宮崎駿の最新作「君たちはどう生きるか」を見てからしばらく経った。

見た時は面白いと思ったし、ぜひもう一度見てみたいと思ったのだけれど、しばらく時間が経ったいま、「どうしても」とほとばしる気持ちにはなっていない。

もちろん、見にいくとなれば見に行きたいのだが、超行きたい、という感じではない。時間に余裕があって、まだやっているところがあれば行きたい、ぐらいの気持ちである。

映画に対するスタンスは人それぞれなので一般化が難しいが、自分は好きな映画であれば何度も見に行きたい、と思うタイプである。これまでに見に行った映画の最多は「シン・ゴジラ」で、3回。ストーリーがどうというよりは「このシーンが見たい」というのありきで見に行っているような気がする。

シン・ゴジラは、ゴジラの幼体が蒲田の街を闊歩するシーンや、特別チームが編成されたときのシーンなど、印象的なシーンがいくつもあり、「それが見たい」というのが再視聴の大きな原動力となった気がする。

もちろん、宮崎駿の「最後の作品」だとされていることもあり、本人のエッセンスが凝縮されている作品ではある。なので、考察などはそれなりに面白いのだが、ポイントは、「考察なら、再視聴せずともできる」のである。

自分一人で映画について振り返ることもできるし、YouTubeにも考察動画がたくさんあがっている。なので、もう一度見に行ってみよう、という気持ちにあまりならないのである。

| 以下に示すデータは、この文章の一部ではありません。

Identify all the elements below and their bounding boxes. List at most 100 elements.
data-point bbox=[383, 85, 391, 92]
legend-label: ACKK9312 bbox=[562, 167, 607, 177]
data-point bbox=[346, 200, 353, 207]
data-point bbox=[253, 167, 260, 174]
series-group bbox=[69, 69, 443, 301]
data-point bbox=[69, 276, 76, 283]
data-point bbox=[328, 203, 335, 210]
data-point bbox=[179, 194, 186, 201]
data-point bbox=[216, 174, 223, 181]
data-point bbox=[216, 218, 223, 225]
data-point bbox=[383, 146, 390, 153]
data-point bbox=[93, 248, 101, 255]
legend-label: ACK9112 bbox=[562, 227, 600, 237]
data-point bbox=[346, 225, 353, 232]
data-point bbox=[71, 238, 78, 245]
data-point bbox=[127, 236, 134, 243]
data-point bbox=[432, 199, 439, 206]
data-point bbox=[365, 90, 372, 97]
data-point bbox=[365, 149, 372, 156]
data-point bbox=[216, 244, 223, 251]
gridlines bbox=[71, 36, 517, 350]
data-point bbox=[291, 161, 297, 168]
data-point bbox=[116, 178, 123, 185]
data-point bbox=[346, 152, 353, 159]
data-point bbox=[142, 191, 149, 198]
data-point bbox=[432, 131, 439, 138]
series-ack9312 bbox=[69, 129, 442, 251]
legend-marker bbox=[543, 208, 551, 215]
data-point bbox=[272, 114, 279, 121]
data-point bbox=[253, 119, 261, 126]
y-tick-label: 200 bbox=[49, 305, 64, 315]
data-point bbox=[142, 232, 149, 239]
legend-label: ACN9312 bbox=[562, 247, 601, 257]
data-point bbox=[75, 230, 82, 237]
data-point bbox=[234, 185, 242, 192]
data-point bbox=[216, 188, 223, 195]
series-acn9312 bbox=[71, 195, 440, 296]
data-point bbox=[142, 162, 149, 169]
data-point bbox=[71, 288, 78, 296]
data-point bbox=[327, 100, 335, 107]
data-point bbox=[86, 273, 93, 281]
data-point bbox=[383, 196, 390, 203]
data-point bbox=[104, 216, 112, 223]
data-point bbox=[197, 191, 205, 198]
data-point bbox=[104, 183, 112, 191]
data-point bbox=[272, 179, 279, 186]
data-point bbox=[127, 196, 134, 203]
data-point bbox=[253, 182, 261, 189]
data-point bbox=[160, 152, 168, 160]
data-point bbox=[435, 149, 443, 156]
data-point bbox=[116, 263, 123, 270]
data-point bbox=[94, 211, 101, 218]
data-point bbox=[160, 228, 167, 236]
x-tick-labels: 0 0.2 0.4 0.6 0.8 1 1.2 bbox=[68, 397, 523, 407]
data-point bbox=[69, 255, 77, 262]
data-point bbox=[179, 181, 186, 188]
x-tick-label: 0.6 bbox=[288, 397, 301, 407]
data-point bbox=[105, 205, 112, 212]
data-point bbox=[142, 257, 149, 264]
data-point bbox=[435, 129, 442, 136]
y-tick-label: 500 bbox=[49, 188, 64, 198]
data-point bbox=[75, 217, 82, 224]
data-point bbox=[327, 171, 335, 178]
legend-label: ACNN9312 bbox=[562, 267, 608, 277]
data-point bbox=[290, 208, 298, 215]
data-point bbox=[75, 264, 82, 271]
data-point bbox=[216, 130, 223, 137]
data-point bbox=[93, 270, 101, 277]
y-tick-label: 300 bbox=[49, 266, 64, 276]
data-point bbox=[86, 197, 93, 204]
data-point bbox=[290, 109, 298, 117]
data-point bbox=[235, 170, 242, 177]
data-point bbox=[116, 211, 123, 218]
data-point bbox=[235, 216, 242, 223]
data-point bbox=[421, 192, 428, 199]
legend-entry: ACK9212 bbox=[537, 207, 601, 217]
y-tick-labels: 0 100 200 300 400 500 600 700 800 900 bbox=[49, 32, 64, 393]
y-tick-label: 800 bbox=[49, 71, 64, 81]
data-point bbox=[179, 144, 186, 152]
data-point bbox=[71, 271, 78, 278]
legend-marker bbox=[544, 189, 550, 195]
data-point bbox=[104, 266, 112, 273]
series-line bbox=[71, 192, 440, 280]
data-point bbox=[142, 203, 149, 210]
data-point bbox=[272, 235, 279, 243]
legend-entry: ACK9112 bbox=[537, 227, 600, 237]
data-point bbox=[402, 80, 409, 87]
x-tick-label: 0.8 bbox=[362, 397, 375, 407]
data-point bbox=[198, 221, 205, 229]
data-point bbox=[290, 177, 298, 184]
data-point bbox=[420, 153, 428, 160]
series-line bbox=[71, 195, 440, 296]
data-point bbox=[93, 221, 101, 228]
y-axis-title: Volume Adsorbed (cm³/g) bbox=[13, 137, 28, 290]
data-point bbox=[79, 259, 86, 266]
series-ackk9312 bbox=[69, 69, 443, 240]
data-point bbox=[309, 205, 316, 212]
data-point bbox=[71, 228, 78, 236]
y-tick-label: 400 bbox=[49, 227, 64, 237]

いろんな人が言っているのだが、やはり宮崎駿の真価は「神がかり的なアニメーターである」ということに尽きるのだろう。作画のディテイルがすごすぎて、魔法がかかっている。普通の人が作ったら平凡な内容の作品にも、魔法がかけられていたのだろう。

宮崎駿の作品は名作ぞろいで、子どもの頃から何度も見ているのだが、最近「もののけ姫」の解釈が宮崎駿の意図したものと少し違っているのではないか、ということに気がついた。

もともと「アシタカせっ記」というタイトルだったのをプロデューサーの鈴木敏夫が強引に「もののけ姫」として発表した、というのは有名な話だが、たしかに物語の本質は「もののけ姫=サン」ではない。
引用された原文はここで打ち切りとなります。